- GitHub says its AI-generated code is more readable, reliable and maintainable
- The test focused on a highly repetitive task – AI’s ultimate role
- Only 243 developers took part in the study
Software developer Dan Cîmpianu has criticized the quality of AI-generated code in a blog post targeted at GitHub’s claims about its Copilot AI tool.
More specifically, the Romanian developer slated the statistical accuracy and experimental design used by GitHub in a recent study, where it claimed that its Copilot-assisted code was “significantly more functional, readable, reliable, maintainable, and concise.”
However, the study focused on writing API endpoints for a web server, or Create, Read, Update and Delete actions (CRUDs), which Cîmpianu described as “one of the most boring, repetitive, uninspired, and cognitively unchallenged aspects of development.”
Is GitHub’s AI code actually that good?
The study compared GitHub’s OpenAI-backed AI-generated code with that of over 200 experienced developers, and found the AI code to perform better across multiple metrics.
However, Cîmpianu has criticized GitHub for using percentages to denote differences without actually providing the baseline metrics for comparison, which could artificially make the percentage values look higher than they are.
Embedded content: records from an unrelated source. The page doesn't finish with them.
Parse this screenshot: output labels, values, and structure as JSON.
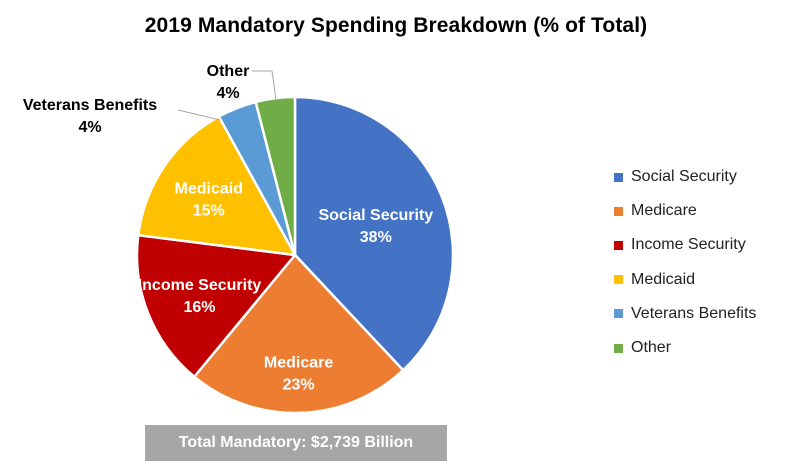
{
  "chart_data": {
    "type": "pie",
    "title": "2019 Mandatory Spending Breakdown (% of Total)",
    "slices": [
      {
        "label": "Social Security",
        "value": 38,
        "value_label": "38%",
        "color": "#4472c4",
        "label_color": "#ffffff"
      },
      {
        "label": "Medicare",
        "value": 23,
        "value_label": "23%",
        "color": "#ed7d31",
        "label_color": "#ffffff"
      },
      {
        "label": "Income Security",
        "value": 16,
        "value_label": "16%",
        "color": "#c00000",
        "label_color": "#ffffff"
      },
      {
        "label": "Medicaid",
        "value": 15,
        "value_label": "15%",
        "color": "#ffc000",
        "label_color": "#ffffff"
      },
      {
        "label": "Veterans Benefits",
        "value": 4,
        "value_label": "4%",
        "color": "#5b9bd5",
        "label_color": "#000000"
      },
      {
        "label": "Other",
        "value": 4,
        "value_label": "4%",
        "color": "#70ad47",
        "label_color": "#000000"
      }
    ],
    "start": "12 o'clock, clockwise",
    "legend_position": "right",
    "footer": "Total Mandatory: $2,739 Billion"
  }
}
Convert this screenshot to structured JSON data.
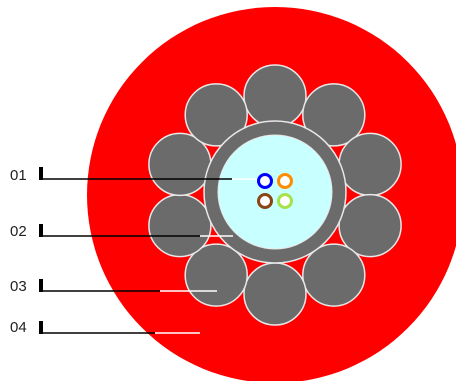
{
  "diagram": {
    "callouts": [
      {
        "label": "01",
        "part": "optical-fibers"
      },
      {
        "label": "02",
        "part": "inner-tube"
      },
      {
        "label": "03",
        "part": "steel-wires"
      },
      {
        "label": "04",
        "part": "outer-sheath"
      }
    ],
    "colors": {
      "outer_sheath": "#ff0000",
      "strand": "#6b6b6b",
      "strand_outline": "#e8e8e8",
      "tube_fill": "#c8ffff",
      "leader_line": "#000000",
      "leader_line_inner": "#ffffff",
      "fiber_colors": [
        "#0000ff",
        "#ff8c00",
        "#8b4513",
        "#a6e34a"
      ]
    },
    "strand_count": 10,
    "fiber_count": 4
  }
}
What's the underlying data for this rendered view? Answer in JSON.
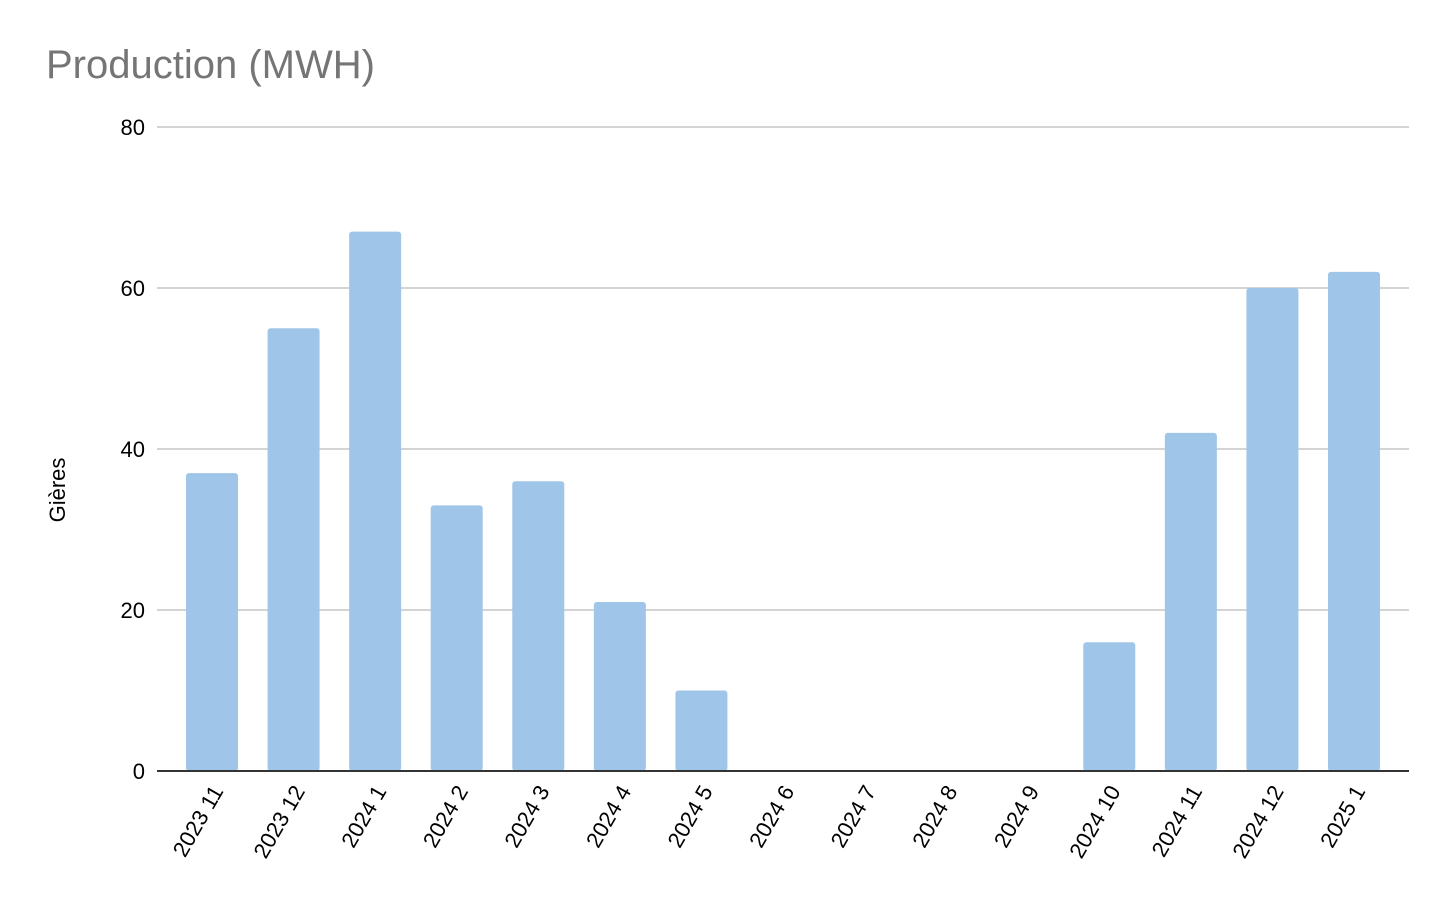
{
  "chart_data": {
    "type": "bar",
    "title": "Production (MWH)",
    "xlabel": "",
    "ylabel": "Gières",
    "categories": [
      "2023 11",
      "2023 12",
      "2024 1",
      "2024 2",
      "2024 3",
      "2024 4",
      "2024 5",
      "2024 6",
      "2024 7",
      "2024 8",
      "2024 9",
      "2024 10",
      "2024 11",
      "2024 12",
      "2025 1"
    ],
    "series": [
      {
        "values": [
          37,
          55,
          67,
          33,
          36,
          21,
          10,
          0,
          0,
          0,
          0,
          16,
          42,
          60,
          62
        ],
        "color": "#9fc5e8"
      }
    ],
    "ylim": [
      0,
      80
    ],
    "yticks": [
      0,
      20,
      40,
      60,
      80
    ],
    "grid": true,
    "legend": "none"
  }
}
GitHub’s study also defines errors as “inconsistent naming, unclear identifiers, excessive line length, excessive whitespace, missing documentation, repeated code, excessive branching or loop depth, insufficient separation of functionality, and variable complexity,” meaning that bugs produced by its code were not included within the statistics of
Another criticism of the study is that, despite being a “home to 1 billion developers,” the study only uses a sample size of 243 developers.
Cîmpianu concluded: “This does not seem to be even attempting to [be] aimed towards developers, but rather has the perfume of marketing, catered to the C-suites with buying power.”
Moreover, the developer also highlighted the skill required to write strong code, stating that AI should be seen as a supplement and an aid rather than a substitute for continued training.